Let’s just take a moment to remember why this is so significant. By describing tax cuts as a “cost” and as “spending” as liberals typically do, it suggests that all income is effectively the federal government’s to keep. Anything less than 100 percent taxation is effectively a subsidy if this line of reasoning is followed to its logical conclusion. However, conservatives have always rightly argued that it’s the people who have the right to their own earnings. When Americans pay fewer taxes than they otherwise would, it doesn’t represent a cost — it represents savings.

This deal does increase deficits by nearly $4 trillion, according to the Congressional Budget Office — but more than $3.6 trillion of that amount comes from forgone tax revenue.

Another example of this hypocrisy is an argument I’ve being seeing floating around Twitter a great deal. Specifically, that despite the Bush Tax Cuts becoming the permanent new rate, taxes are still going up on the middle class because the 2010 payroll tax holiday expired. This “holiday” was nothing more than a stimulus gimmick from Obama, and was originally criticized by conservatives for not being enough to stimulate any kind of economic growth, and because it diverted needed funding from entitlements, thereby increasing their drag on the economy and contribution to the debt.

I hate to see taxes go up on anyone for any reason, but when did these payroll taxes become “real” taxes for conservatives. The same people using this argument to bash congressional Republicans are the first ones to tell leftists that payroll taxes don’t count when arguing that everyone should pay some taxes to have “skin in the game”. When the leftists counters with the fact that the lowest income brackets pay payroll taxes, the standard reply is that payroll taxes are different and fund the programs that the recipients are using.

I thought I’d never see the day that conservatives would use an Obama gimmick program to bash Republicans. What’s next, criticizing Republicans for passing the deal even though there was no funding for “Cash For Clunkers II”, or because we haven’t receives another Bush stimulus check?

Now, I’m willing to give these people the benefit of the doubt because emotions are running a little hot right now. We all need to collectively calm down, make a sandwich, and watch some sports or something. Obama and the Democrats are trying to drive a wedge into the Republican Party, and conservatives (and yes, even RINOs) need to stick together and present a united front – we shouldn’t be making enemies out of people we agree with 95% of the time. If we do, and this dissention continues, the Republicans will be split by Democrats on the left, and “conservatives” on the right.
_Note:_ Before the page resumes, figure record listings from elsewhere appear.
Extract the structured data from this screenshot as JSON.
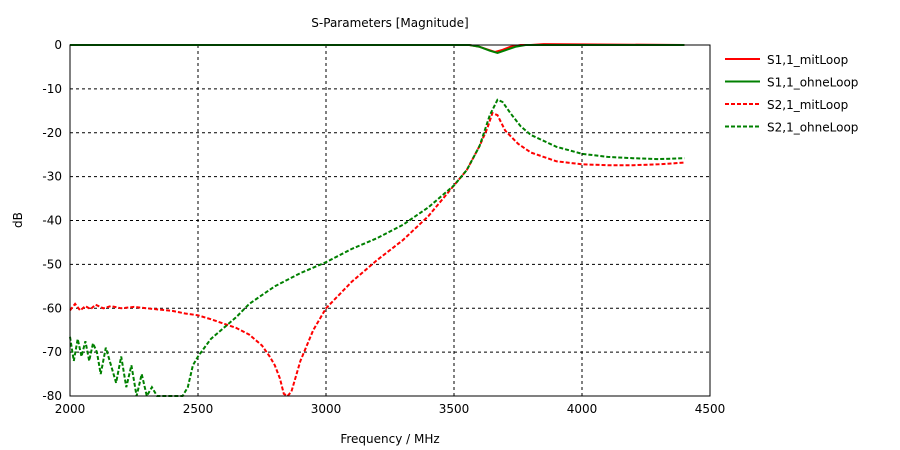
{
  "chart_data": {
    "type": "line",
    "title": "S-Parameters [Magnitude]",
    "xlabel": "Frequency / MHz",
    "ylabel": "dB",
    "xlim": [
      2000,
      4500
    ],
    "ylim": [
      -80,
      0
    ],
    "xticks": [
      2000,
      2500,
      3000,
      3500,
      4000,
      4500
    ],
    "yticks": [
      0,
      -10,
      -20,
      -30,
      -40,
      -50,
      -60,
      -70,
      -80
    ],
    "grid": true,
    "legend": "right",
    "series": [
      {
        "name": "S1,1_mitLoop",
        "color": "#ff0000",
        "dash": false,
        "x": [
          2000,
          3560,
          3600,
          3630,
          3660,
          3690,
          3720,
          3760,
          3800,
          3850,
          4400
        ],
        "y": [
          0,
          0,
          -0.4,
          -1.0,
          -1.6,
          -1.1,
          -0.4,
          0,
          0,
          0.2,
          0
        ]
      },
      {
        "name": "S1,1_ohneLoop",
        "color": "#008000",
        "dash": false,
        "x": [
          2000,
          3560,
          3600,
          3640,
          3670,
          3700,
          3740,
          3780,
          4400
        ],
        "y": [
          0,
          0,
          -0.4,
          -1.3,
          -1.8,
          -1.2,
          -0.4,
          0,
          0
        ]
      },
      {
        "name": "S2,1_mitLoop",
        "color": "#ff0000",
        "dash": true,
        "x": [
          2000,
          2020,
          2040,
          2060,
          2080,
          2100,
          2130,
          2160,
          2200,
          2250,
          2300,
          2350,
          2400,
          2450,
          2500,
          2550,
          2600,
          2650,
          2700,
          2750,
          2780,
          2800,
          2820,
          2835,
          2850,
          2865,
          2880,
          2900,
          2950,
          3000,
          3100,
          3200,
          3300,
          3400,
          3500,
          3550,
          3600,
          3630,
          3650,
          3670,
          3700,
          3750,
          3800,
          3900,
          4000,
          4100,
          4200,
          4300,
          4400
        ],
        "y": [
          -60.5,
          -59,
          -60.5,
          -59.5,
          -60.2,
          -59.2,
          -60,
          -59.5,
          -60,
          -59.7,
          -60,
          -60.3,
          -60.6,
          -61.2,
          -61.6,
          -62.5,
          -63.5,
          -64.5,
          -66,
          -68.5,
          -71,
          -73,
          -76,
          -79.5,
          -80,
          -79,
          -76,
          -72,
          -65,
          -60,
          -54,
          -49,
          -44.5,
          -39,
          -32,
          -28.5,
          -23,
          -19,
          -15.5,
          -16,
          -19.5,
          -22.5,
          -24.5,
          -26.5,
          -27.2,
          -27.4,
          -27.4,
          -27.2,
          -26.8
        ]
      },
      {
        "name": "S2,1_ohneLoop",
        "color": "#008000",
        "dash": true,
        "x": [
          2000,
          2015,
          2030,
          2045,
          2060,
          2075,
          2090,
          2105,
          2120,
          2140,
          2160,
          2180,
          2200,
          2220,
          2240,
          2260,
          2280,
          2300,
          2320,
          2340,
          2360,
          2380,
          2400,
          2420,
          2440,
          2460,
          2480,
          2500,
          2550,
          2600,
          2650,
          2700,
          2800,
          2900,
          3000,
          3100,
          3200,
          3300,
          3400,
          3500,
          3550,
          3600,
          3640,
          3670,
          3690,
          3720,
          3760,
          3800,
          3900,
          4000,
          4100,
          4200,
          4300,
          4400
        ],
        "y": [
          -66.5,
          -72,
          -67,
          -71,
          -67.5,
          -72,
          -68,
          -70,
          -75,
          -69,
          -73,
          -77,
          -71,
          -78,
          -73,
          -80,
          -75,
          -80,
          -78,
          -80,
          -80,
          -80,
          -80,
          -80,
          -80,
          -78,
          -73,
          -71,
          -67,
          -64.5,
          -62,
          -59,
          -55,
          -52,
          -49.5,
          -46.5,
          -44,
          -41,
          -37,
          -32,
          -28.5,
          -23,
          -16,
          -12.5,
          -13,
          -15.5,
          -18.5,
          -20.5,
          -23.2,
          -24.8,
          -25.5,
          -25.8,
          -26,
          -25.8
        ]
      }
    ]
  }
}
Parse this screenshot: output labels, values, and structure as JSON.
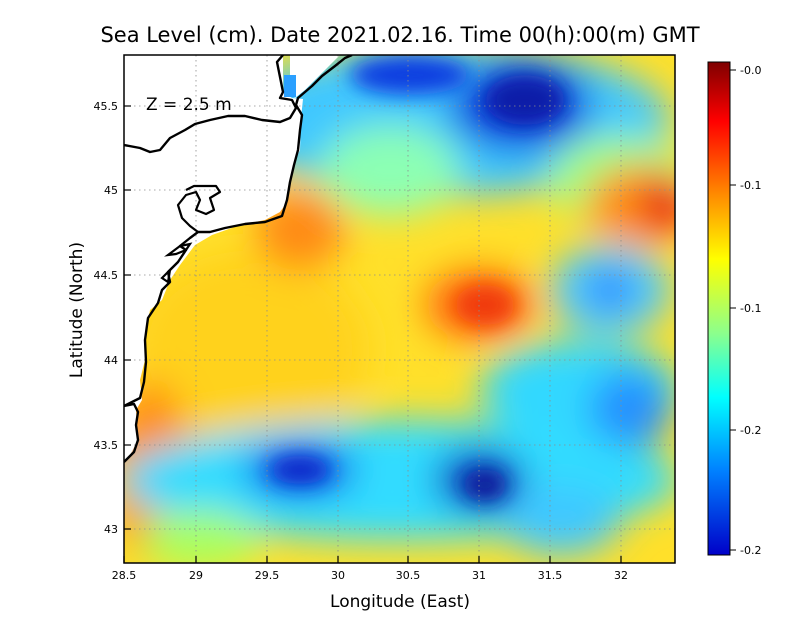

I know many would like to see the GOP razed and a new party formed, but right now, without at least any opposition to the Obama agenda, where will that leave us?

2 thoughts on “Fiscal Cliff Bill Passes House, What Next?

  1. Really good post, CTX.
    I hadn’t seen your take on this when I read Mary Katherine”s piece over at HotAir.
    Wish I had.

    Regardless, you’re right: we shouldn’t be making enemies right now. Someone should get that message to Chris Christie today, along with a few other notables.

    If the GOP keeps up this pace, things will only get worse.
    Much, MUCH worse.

    • GMTA, I think we both saw MKH’s post about the same time. I’m just hoping the the GOP will be smart enough to take the little bit of good in this agreement and parlay it into something positive by the time the debt ceiling talks start.

      I have my doubts, but I’m trying to stay positive.